The inspiration for this project came quite naturally - on our way to hackaTUM, we were chatting on WhatsApp about our ETAs and where we would meet, and of course this happened while some team members were in U-Bahn. When Aaron’s Internet dropped, and he couldn’t send any responses, it was infuriating, because if had he sent the message earlier, we could have arranged meeting up earlier.
And it was even more infuriating, because it reminded us of all the many failed down- and upload attempts in the last years of studying at TUM.
What it does
The app is simple to use - it asks the user for his current station and his destination stop in the Munich public transport network (easily extensible for long distance travel or other cities) and shows the expected mobile data coverage on the given route. Users have the option to either look at the possible timeframes in which they can do different activities on their phone (for example live streaming), or to check out how big of a file they can download on which part of their way.
How we built it
Using "Open Data Munich" we gathered information about the public transportation network in general.

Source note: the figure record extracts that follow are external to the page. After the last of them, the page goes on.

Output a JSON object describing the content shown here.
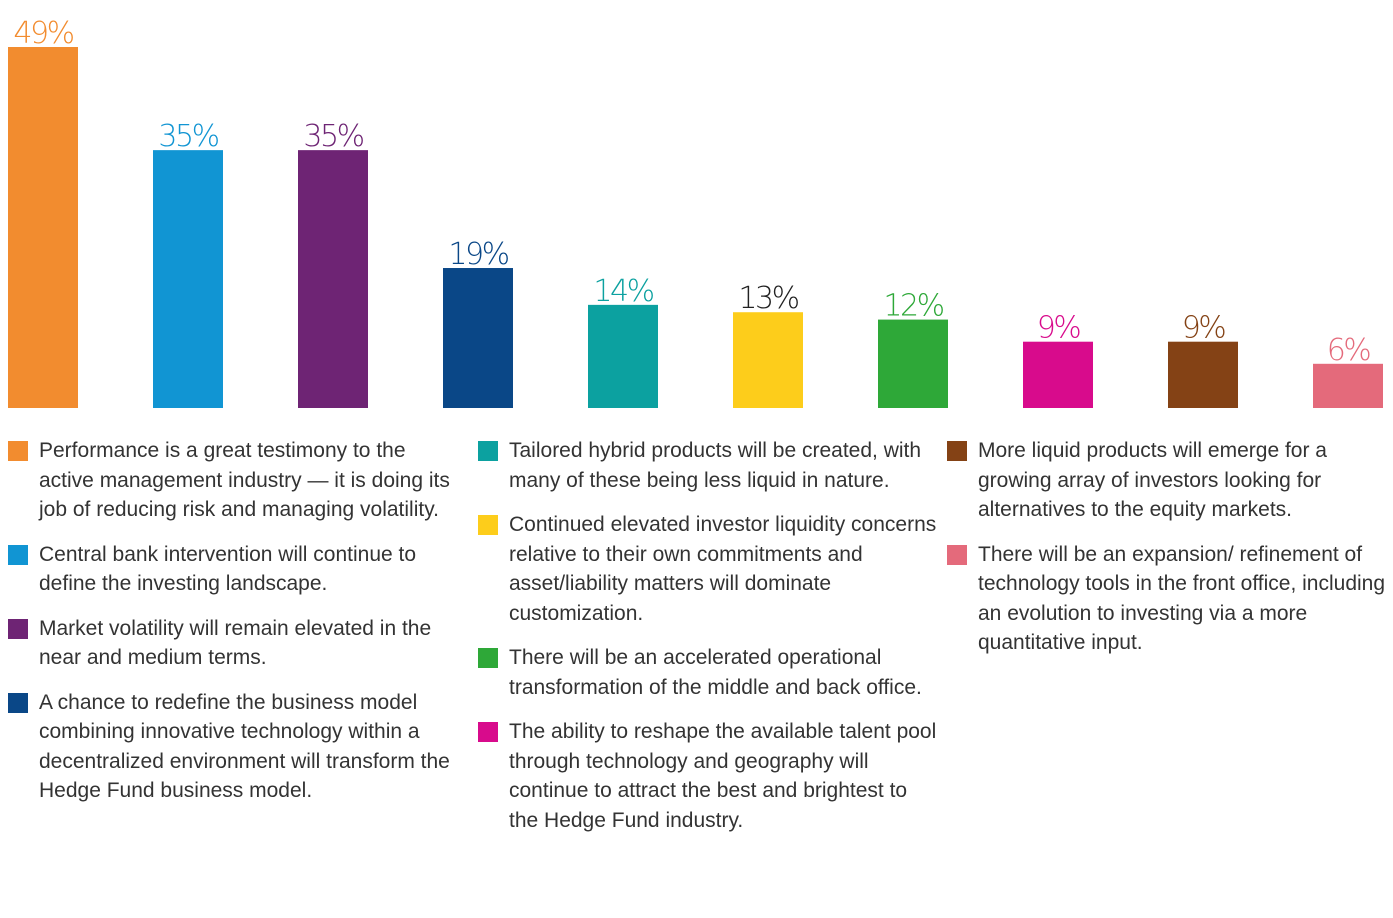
{
  "chart_data": {
    "type": "bar",
    "ylim": [
      0,
      49
    ],
    "bars": [
      {
        "value": 49,
        "label": "49%",
        "color": "#f28c2f",
        "legend": "Performance is a great testimony to the active management industry — it is doing its job of reducing risk and managing volatility."
      },
      {
        "value": 35,
        "label": "35%",
        "color": "#1195d3",
        "legend": "Central bank intervention will continue to define the investing landscape."
      },
      {
        "value": 35,
        "label": "35%",
        "color": "#6e2474",
        "legend": "Market volatility will remain elevated in the near and medium terms."
      },
      {
        "value": 19,
        "label": "19%",
        "color": "#0a4787",
        "legend": "A chance to redefine the business model combining innovative technology within a decentralized environment will transform the Hedge Fund business model."
      },
      {
        "value": 14,
        "label": "14%",
        "color": "#0ca1a0",
        "legend": "Tailored hybrid products will be created, with many of these being less liquid in nature."
      },
      {
        "value": 13,
        "label": "13%",
        "color": "#fdcd1b",
        "legend": "Continued elevated investor liquidity concerns relative to their own commitments and asset/liability matters will dominate customization."
      },
      {
        "value": 12,
        "label": "12%",
        "color": "#2ea838",
        "legend": "There will be an accelerated operational transformation of the middle and back office."
      },
      {
        "value": 9,
        "label": "9%",
        "color": "#d80b8c",
        "legend": "The ability to reshape the available talent pool through technology and geography will continue to attract the best and brightest to the Hedge Fund industry."
      },
      {
        "value": 9,
        "label": "9%",
        "color": "#844215",
        "legend": "More liquid products will emerge for a growing array of investors looking for alternatives to the equity markets."
      },
      {
        "value": 6,
        "label": "6%",
        "color": "#e46a7b",
        "legend": "There will be an expansion/ refinement of technology tools in the front office, including an evolution to investing via a more quantitative input."
      }
    ],
    "label_colors": [
      "#f28c2f",
      "#1195d3",
      "#6e2474",
      "#0a4787",
      "#0ca1a0",
      "#222222",
      "#2ea838",
      "#d80b8c",
      "#844215",
      "#e46a7b"
    ]
  }
}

Then, we collected real data about network quality all the way across a U-Bahn ride. After that we used polynomial regression functions to process the data, getting rid of outliers and with this we inferred the general pattern of network connectivity across a ride.
We introduced and implemented simple but meaningful use cases to base our UI/UX design on. Finally, we coded the app using React Native and deployed it our our mobile phones with expo.io
Challenges we ran into
A simpler question would be - what challenges didn’t we run into? :D
First of all, speed tests take up a lot of mobile data. We had to choose a fitting polling rate so that we don’t use up all of our monthly plans within a few minutes. We found that taking a measurement every 10 seconds (with 20MB of downloaded data each) gave us a good overview of the connectivity while not absolutely eating up our monthly allowance of mobil data.

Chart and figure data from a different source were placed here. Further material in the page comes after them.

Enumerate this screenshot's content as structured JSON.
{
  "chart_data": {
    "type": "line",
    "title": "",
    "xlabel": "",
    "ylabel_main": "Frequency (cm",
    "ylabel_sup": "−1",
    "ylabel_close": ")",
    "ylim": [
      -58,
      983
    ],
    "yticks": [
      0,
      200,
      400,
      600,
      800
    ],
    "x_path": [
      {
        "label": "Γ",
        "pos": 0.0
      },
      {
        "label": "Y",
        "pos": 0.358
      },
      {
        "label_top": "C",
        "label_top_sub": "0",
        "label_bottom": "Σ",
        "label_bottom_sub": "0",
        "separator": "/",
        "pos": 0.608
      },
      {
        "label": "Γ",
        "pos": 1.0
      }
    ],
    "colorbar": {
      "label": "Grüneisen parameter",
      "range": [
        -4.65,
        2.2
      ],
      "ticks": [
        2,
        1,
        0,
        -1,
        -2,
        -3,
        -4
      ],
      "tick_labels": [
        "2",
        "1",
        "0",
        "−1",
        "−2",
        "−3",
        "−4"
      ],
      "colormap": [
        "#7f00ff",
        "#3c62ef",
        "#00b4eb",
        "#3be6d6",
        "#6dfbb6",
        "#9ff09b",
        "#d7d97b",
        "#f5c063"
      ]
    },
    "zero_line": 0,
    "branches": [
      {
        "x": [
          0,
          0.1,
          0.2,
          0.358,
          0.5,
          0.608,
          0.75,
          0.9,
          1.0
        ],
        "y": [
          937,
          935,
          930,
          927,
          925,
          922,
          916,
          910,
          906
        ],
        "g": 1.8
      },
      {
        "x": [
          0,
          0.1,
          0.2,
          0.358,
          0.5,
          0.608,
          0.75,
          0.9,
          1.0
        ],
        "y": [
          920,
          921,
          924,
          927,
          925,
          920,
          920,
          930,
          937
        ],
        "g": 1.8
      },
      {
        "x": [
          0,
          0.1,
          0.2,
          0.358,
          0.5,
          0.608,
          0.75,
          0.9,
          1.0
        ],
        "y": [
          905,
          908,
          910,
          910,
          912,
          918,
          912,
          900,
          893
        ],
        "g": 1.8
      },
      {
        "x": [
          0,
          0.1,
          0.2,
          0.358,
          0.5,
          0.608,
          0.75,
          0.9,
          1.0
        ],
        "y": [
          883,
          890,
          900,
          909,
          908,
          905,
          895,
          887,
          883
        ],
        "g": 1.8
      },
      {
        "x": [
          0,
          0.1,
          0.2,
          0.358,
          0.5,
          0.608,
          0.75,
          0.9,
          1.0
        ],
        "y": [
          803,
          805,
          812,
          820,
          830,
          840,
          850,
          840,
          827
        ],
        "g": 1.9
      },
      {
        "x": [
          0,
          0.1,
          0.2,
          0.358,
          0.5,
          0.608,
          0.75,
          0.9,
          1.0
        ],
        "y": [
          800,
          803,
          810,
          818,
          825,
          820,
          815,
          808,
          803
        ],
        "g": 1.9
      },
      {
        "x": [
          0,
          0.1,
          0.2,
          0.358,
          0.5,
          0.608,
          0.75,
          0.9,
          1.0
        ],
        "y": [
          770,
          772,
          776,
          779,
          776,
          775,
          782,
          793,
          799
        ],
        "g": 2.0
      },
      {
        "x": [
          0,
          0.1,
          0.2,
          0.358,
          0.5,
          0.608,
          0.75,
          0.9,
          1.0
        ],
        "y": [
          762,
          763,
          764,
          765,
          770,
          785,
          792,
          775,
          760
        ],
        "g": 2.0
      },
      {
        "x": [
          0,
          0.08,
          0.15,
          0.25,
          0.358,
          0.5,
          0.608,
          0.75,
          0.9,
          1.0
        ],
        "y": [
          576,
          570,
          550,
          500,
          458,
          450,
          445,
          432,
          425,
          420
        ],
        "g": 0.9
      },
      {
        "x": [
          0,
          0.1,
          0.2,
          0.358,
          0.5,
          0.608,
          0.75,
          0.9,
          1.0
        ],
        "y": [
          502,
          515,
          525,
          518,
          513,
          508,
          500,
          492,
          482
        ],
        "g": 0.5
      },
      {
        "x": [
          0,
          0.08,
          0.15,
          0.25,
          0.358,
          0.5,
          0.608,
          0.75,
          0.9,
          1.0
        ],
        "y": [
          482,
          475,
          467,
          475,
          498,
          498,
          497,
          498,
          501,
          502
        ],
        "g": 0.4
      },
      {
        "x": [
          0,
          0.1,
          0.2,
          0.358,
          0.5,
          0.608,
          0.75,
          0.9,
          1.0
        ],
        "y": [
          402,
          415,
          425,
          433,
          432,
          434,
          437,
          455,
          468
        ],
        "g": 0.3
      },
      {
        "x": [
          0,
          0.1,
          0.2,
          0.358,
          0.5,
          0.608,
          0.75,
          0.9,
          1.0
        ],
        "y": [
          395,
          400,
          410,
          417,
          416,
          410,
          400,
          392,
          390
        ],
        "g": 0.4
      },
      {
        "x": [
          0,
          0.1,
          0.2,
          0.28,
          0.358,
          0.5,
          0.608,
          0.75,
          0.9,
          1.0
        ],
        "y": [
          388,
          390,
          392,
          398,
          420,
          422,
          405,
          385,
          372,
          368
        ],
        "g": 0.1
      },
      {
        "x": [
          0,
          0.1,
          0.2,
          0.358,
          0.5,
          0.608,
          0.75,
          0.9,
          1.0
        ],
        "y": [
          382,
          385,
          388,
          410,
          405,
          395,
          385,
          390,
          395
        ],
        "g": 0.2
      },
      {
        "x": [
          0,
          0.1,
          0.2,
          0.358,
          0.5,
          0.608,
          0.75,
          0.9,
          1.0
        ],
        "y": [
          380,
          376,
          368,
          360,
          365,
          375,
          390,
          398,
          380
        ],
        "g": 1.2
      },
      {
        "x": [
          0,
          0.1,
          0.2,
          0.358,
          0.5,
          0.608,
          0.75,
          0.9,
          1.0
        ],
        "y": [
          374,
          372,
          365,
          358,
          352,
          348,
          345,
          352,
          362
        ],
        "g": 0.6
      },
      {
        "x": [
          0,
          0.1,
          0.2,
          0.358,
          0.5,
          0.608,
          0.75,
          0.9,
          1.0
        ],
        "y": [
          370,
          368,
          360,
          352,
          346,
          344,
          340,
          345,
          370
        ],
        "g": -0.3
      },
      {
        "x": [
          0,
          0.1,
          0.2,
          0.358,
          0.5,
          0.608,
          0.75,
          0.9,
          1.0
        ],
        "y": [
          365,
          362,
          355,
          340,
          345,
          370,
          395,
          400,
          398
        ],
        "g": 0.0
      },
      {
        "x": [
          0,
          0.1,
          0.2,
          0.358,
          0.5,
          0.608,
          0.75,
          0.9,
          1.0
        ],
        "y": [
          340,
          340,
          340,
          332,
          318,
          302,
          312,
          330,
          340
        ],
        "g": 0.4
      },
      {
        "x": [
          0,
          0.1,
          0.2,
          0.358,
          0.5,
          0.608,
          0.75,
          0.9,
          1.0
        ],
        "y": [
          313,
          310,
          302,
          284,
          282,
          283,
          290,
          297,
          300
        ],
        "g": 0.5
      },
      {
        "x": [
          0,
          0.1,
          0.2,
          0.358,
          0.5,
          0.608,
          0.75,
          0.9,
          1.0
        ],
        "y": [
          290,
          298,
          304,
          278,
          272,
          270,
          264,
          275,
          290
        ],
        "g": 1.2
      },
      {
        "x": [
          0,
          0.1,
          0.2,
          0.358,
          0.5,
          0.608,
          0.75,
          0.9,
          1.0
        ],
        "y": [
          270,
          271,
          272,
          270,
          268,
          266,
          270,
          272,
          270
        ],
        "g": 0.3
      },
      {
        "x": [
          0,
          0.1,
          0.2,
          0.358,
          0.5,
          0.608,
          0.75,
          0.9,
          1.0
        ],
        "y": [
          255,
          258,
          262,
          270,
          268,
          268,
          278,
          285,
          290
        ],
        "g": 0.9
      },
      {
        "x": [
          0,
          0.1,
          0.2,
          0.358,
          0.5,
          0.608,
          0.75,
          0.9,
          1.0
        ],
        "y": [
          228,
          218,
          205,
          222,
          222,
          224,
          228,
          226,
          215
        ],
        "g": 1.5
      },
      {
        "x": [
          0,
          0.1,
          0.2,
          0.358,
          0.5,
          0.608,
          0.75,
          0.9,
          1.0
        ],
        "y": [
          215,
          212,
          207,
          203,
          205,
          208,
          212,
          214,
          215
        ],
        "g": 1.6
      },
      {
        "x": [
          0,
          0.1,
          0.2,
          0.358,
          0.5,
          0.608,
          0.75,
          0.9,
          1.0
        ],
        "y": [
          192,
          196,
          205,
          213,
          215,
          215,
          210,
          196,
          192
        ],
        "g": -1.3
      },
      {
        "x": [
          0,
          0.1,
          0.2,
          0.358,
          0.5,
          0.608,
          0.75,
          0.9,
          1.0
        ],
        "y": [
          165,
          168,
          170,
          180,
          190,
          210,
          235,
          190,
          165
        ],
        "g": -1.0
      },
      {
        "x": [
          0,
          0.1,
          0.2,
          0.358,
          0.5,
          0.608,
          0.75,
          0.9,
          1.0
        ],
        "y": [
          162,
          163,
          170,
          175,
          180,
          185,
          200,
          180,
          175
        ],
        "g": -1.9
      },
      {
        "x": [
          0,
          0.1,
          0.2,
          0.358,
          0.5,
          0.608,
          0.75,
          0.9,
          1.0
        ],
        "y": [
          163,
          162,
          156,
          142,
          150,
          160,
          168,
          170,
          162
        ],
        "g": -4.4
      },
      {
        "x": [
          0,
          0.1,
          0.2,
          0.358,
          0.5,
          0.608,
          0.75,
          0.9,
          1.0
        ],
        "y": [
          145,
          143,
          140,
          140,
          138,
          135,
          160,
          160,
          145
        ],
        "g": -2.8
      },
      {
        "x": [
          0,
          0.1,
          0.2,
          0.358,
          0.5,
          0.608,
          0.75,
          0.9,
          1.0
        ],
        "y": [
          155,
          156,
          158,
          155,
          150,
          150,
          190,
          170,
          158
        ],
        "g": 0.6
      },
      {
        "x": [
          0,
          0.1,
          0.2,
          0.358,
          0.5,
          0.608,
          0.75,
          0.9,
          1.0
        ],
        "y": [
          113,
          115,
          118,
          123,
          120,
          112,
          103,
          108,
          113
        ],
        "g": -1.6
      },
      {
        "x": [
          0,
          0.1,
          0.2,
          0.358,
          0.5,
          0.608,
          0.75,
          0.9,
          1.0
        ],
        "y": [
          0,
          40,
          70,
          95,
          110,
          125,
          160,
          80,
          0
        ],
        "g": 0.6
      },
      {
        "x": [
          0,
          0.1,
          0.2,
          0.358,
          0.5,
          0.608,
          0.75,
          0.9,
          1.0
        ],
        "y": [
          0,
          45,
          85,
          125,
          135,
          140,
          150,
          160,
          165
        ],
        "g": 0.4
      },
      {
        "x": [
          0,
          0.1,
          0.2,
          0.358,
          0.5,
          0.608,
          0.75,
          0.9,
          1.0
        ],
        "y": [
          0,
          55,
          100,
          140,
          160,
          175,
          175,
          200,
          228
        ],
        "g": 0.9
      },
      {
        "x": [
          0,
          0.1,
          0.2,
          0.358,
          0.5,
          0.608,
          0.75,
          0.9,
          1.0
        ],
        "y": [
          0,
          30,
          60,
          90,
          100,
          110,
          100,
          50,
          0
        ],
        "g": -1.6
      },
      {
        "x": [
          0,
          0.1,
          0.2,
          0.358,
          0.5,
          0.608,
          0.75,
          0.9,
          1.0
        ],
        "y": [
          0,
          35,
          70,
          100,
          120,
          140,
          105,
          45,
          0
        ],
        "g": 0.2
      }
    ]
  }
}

The speed test results, by their nature, are not that consistent on a moving vehicle due to the always changing base stations, infrastructure and of course the fact that the U-Bahn is underground. A big challenge was to find a way to interpret the data we acquired in a meaningful way, finding the general pattern of the connection reliability.

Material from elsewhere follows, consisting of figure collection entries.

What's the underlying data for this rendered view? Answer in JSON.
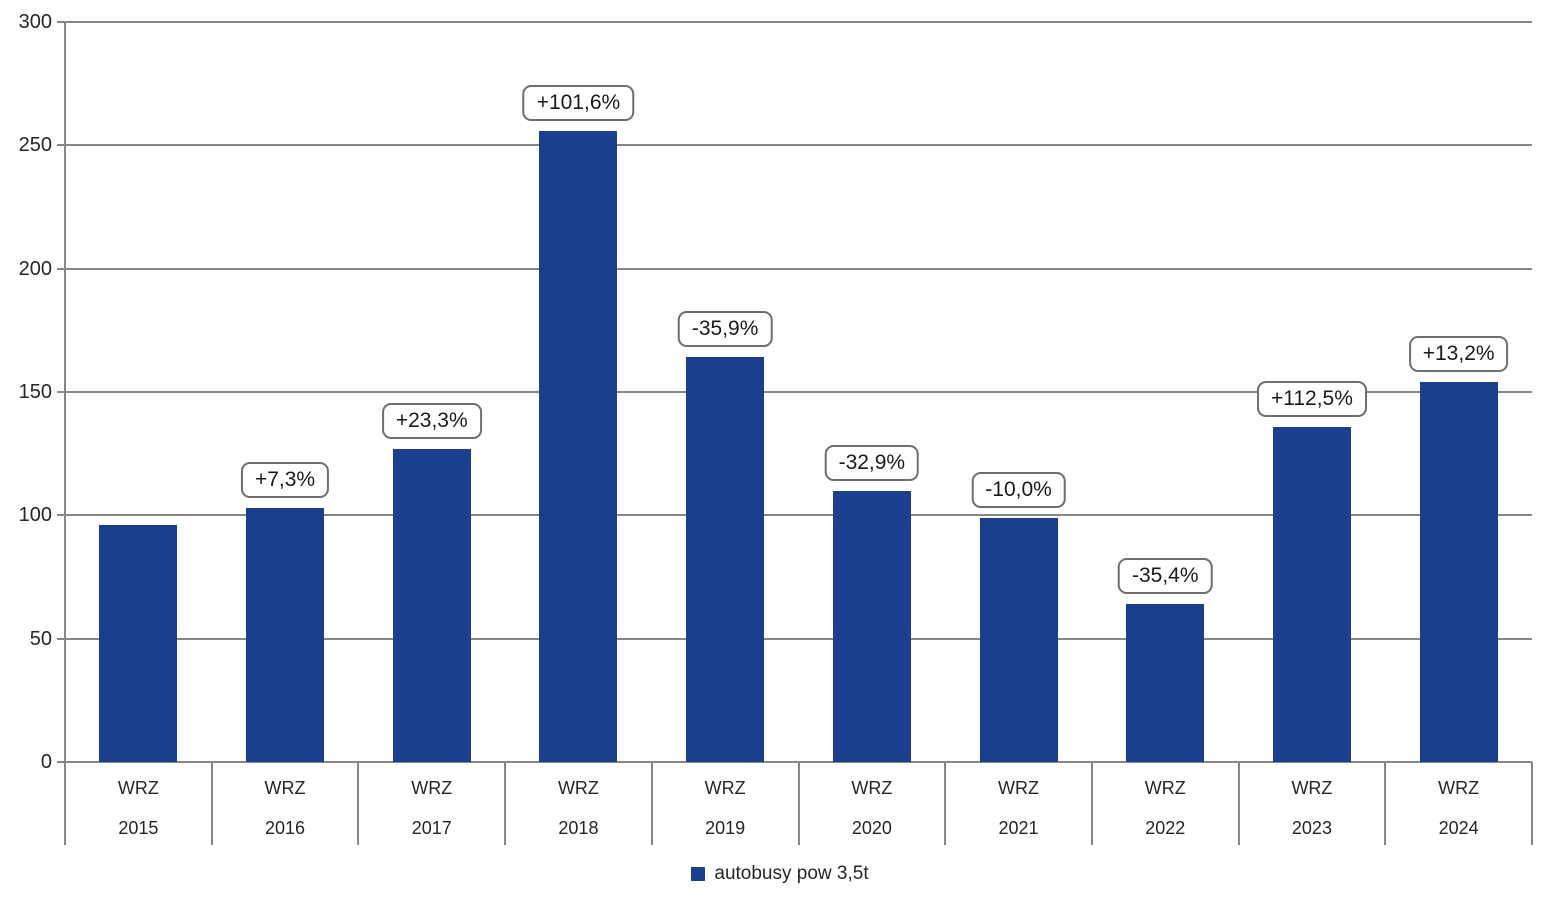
{
  "chart_data": {
    "type": "bar",
    "categories": [
      {
        "line1": "WRZ",
        "line2": "2015"
      },
      {
        "line1": "WRZ",
        "line2": "2016"
      },
      {
        "line1": "WRZ",
        "line2": "2017"
      },
      {
        "line1": "WRZ",
        "line2": "2018"
      },
      {
        "line1": "WRZ",
        "line2": "2019"
      },
      {
        "line1": "WRZ",
        "line2": "2020"
      },
      {
        "line1": "WRZ",
        "line2": "2021"
      },
      {
        "line1": "WRZ",
        "line2": "2022"
      },
      {
        "line1": "WRZ",
        "line2": "2023"
      },
      {
        "line1": "WRZ",
        "line2": "2024"
      }
    ],
    "values": [
      96,
      103,
      127,
      256,
      164,
      110,
      99,
      64,
      136,
      154
    ],
    "bar_labels": [
      "",
      "+7,3%",
      "+23,3%",
      "+101,6%",
      "-35,9%",
      "-32,9%",
      "-10,0%",
      "-35,4%",
      "+112,5%",
      "+13,2%"
    ],
    "legend": "autobusy pow 3,5t",
    "legend_position": "bottom",
    "title": "",
    "xlabel": "",
    "ylabel": "",
    "ylim": [
      0,
      300
    ],
    "y_ticks": [
      0,
      50,
      100,
      150,
      200,
      250,
      300
    ],
    "grid": true,
    "colors": {
      "bar": "#1c3e8e",
      "grid": "#868686",
      "label_border": "#6e6e6e",
      "text": "#262626"
    }
  }
}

And we also had a limited amount of data we could collect and work with, since getting the measurements took up a lot of resources (our monthly data plan) and we were heavily limited by time constraints.
Accomplishments that we're proud of
We had a version of the app running our phones within the first hours. On our way back homes way past midnight on Saturday, we tested out the app in the U6, and the network did actually drop when the app predicted it would! It was the first time we were happy that our internet disappeared.
For the first time, we have created an app that (at least) we will use on a daily basis!
What we learned
How hard building a simple but detailed UI/UX is.
How far we have come in terms of mobile connectivity.
How there is a Ballmer Peak for Spezi.
What's next for Travel Surfer?
This functionality would be perfect to integrate within another transportation app, such as MVG Fahrinfo or Google/Apple maps. This would get rid of the hassle of entering the route again, and having to know which exact stop the user needs to start and end the route. Google maps and MVG Fahrinfo, for example, already show information about the expected occupancy during the ride. So adding a point about network connectivity wouldn’t be a far stretch!